Examining adult literacy throughout the world
This event is open to all
"The Wiley Handbook of Adult Literacy (Wiley, October 2019) "presents a wide range of research on adults who have low literacy skills. It looks at the cognitive, affective, and motivational factors underlying adult literacy; adult literacy in different countries; and the educational approaches being taken to help improve adults’ literacy skills. It includes not only adults enrolled in adult literacy programs, but postsecondary students with low literacy skills, some of whom have reading disabilities.
The first section of The Wiley Handbook of Adult Literacy covers issues such as phonological abilities in adults who have not yet learned to read; gender differences in the reading motivation of adults with low literacy skills; literacy skills, academic self-efficacy, and participation in prison education; and more. Chapters on adult literacy, social change and sociocultural factors in South Asia and in Ghana; literacy, numeracy, and self-rated health among U.S. adults; adult literacy programs in Southeastern Europe and Turkey, and a review of family and workplace literacy programs are among the topics featured in the second section. The last part examines how to teach reading and writing to adults with low skills; adults’ transition from secondary to postsecondary education; implications for policy, research, and practice in the adult education field; educational technologies that support reading comprehension; and more."
-- publisher's description
This online Book Talk features a panel of some of the authors of chapters in the newly-published Wiley Handbook of Adult Literacy. The handbook examines the widespread phenomenon of poor literacy skills in adults across the globe. It presents a wide range of research on adults who have low literacy skills. The various chapters look at the cognitive, affective, and motivational factors underlying adult literacy; adult literacy in different countries; and the educational approaches being taken to help improve adults’ literacy skills. The handbook focuses not only adults enrolled in adult literacy programs, but postsecondary students with low literacy skills, some of whom have reading disabilities. In this Book Talk, the panelists will speak about their chapters and answer questions from attendees. We look forward to your participation!
Dolores Perin, editor, is Professor of Psychology and Education, Chair of the Department of Health and Behavior Studies, and Senior Researcher at the Community College Research Center, Teachers College, Columbia University. Her research interests center on the reading and writing skills of students in adult literacy programs and postsecondary education who experience academic difficulty. Dr. Perin holds a Ph.D. from Sussex University and is widely published in the scholarly literature.
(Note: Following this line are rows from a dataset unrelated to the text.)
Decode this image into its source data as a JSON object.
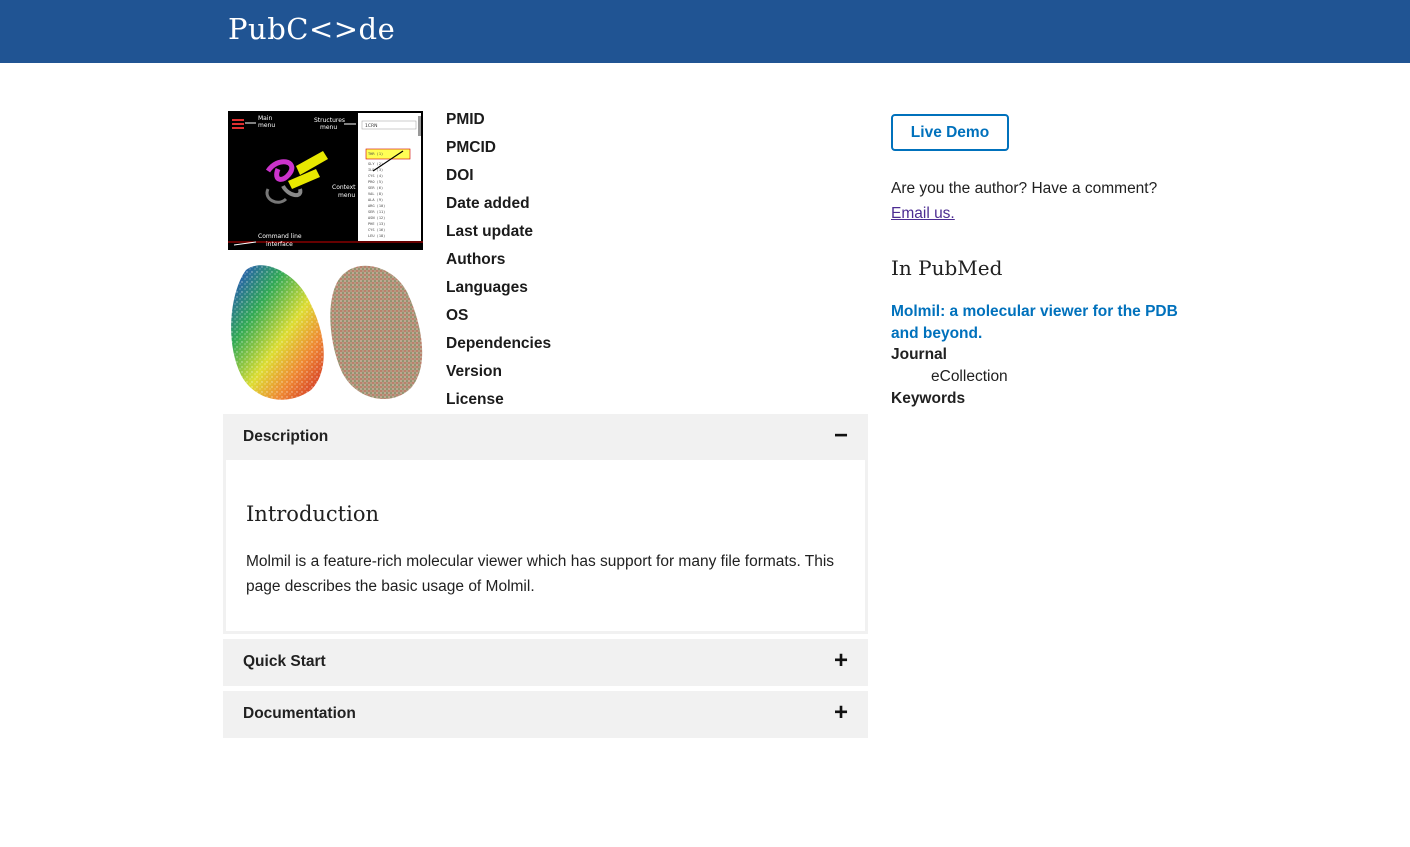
{
  "header": {
    "brand": "PubC<>de",
    "brand_color": "#205493"
  },
  "screenshots": {
    "main_labels": {
      "main_menu": "Main menu",
      "structures_menu": "Structures menu",
      "context_menu": "Context menu",
      "command_line": "Command line interface"
    }
  },
  "metadata_fields": [
    "PMID",
    "PMCID",
    "DOI",
    "Date added",
    "Last update",
    "Authors",
    "Languages",
    "OS",
    "Dependencies",
    "Version",
    "License"
  ],
  "sections": {
    "description": {
      "label": "Description",
      "toggle": "−",
      "expanded": true
    },
    "quick_start": {
      "label": "Quick Start",
      "toggle": "+",
      "expanded": false
    },
    "documentation": {
      "label": "Documentation",
      "toggle": "+",
      "expanded": false
    }
  },
  "description": {
    "heading": "Introduction",
    "text": "Molmil is a feature-rich molecular viewer which has support for many file formats. This page describes the basic usage of Molmil."
  },
  "sidebar": {
    "live_demo": "Live Demo",
    "author_question": "Are you the author? Have a comment?",
    "email_link": "Email us.",
    "pubmed_heading": "In PubMed",
    "pub_title": "Molmil: a molecular viewer for the PDB and beyond.",
    "journal_label": "Journal",
    "journal_value": "eCollection",
    "keywords_label": "Keywords"
  },
  "colors": {
    "accent": "#0071bc",
    "visited_link": "#4c2c92",
    "panel_bg": "#f1f1f1"
  }
}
Contributors from around the globe will be joining this book talk to offer a very short summary of their chapter in this important volume, focusing on a few major points. Joining us are:
- George K. Zarifis, Associate Professor of Continuing Education, Department of Education, Aristotle University of Thessaloniki, Greece.
- Elizabeth L. Tighe, Assistant Professor, Department of Psychology, Georgia State University, USA
- Stephen Reder, Professor Emeritus, Department of Applied Linguistics, Portland State University, USA
- Zoi A.Traga Philippakos, Assistant Professor, Department of Theory and Practice in Teacher Education, College of Education, Health, and Human Sciences, University of Tennessee, Knoxville, USA
- Lise Jones, Associate Professor, Department of Psychosocial Science, University of Bergen, Norway
- Daphne Greenberg, Distinguished University Professor, Department of Learning Sciences, Georgia State University, USA
- Stephen M. Doolan, Associate Professor, Department of English, Texas A&M University-Corpus Christi, USA
This event is fee and open to all; it is co-sponsored by the Department of Health and Behavior Studies and Academic Computing.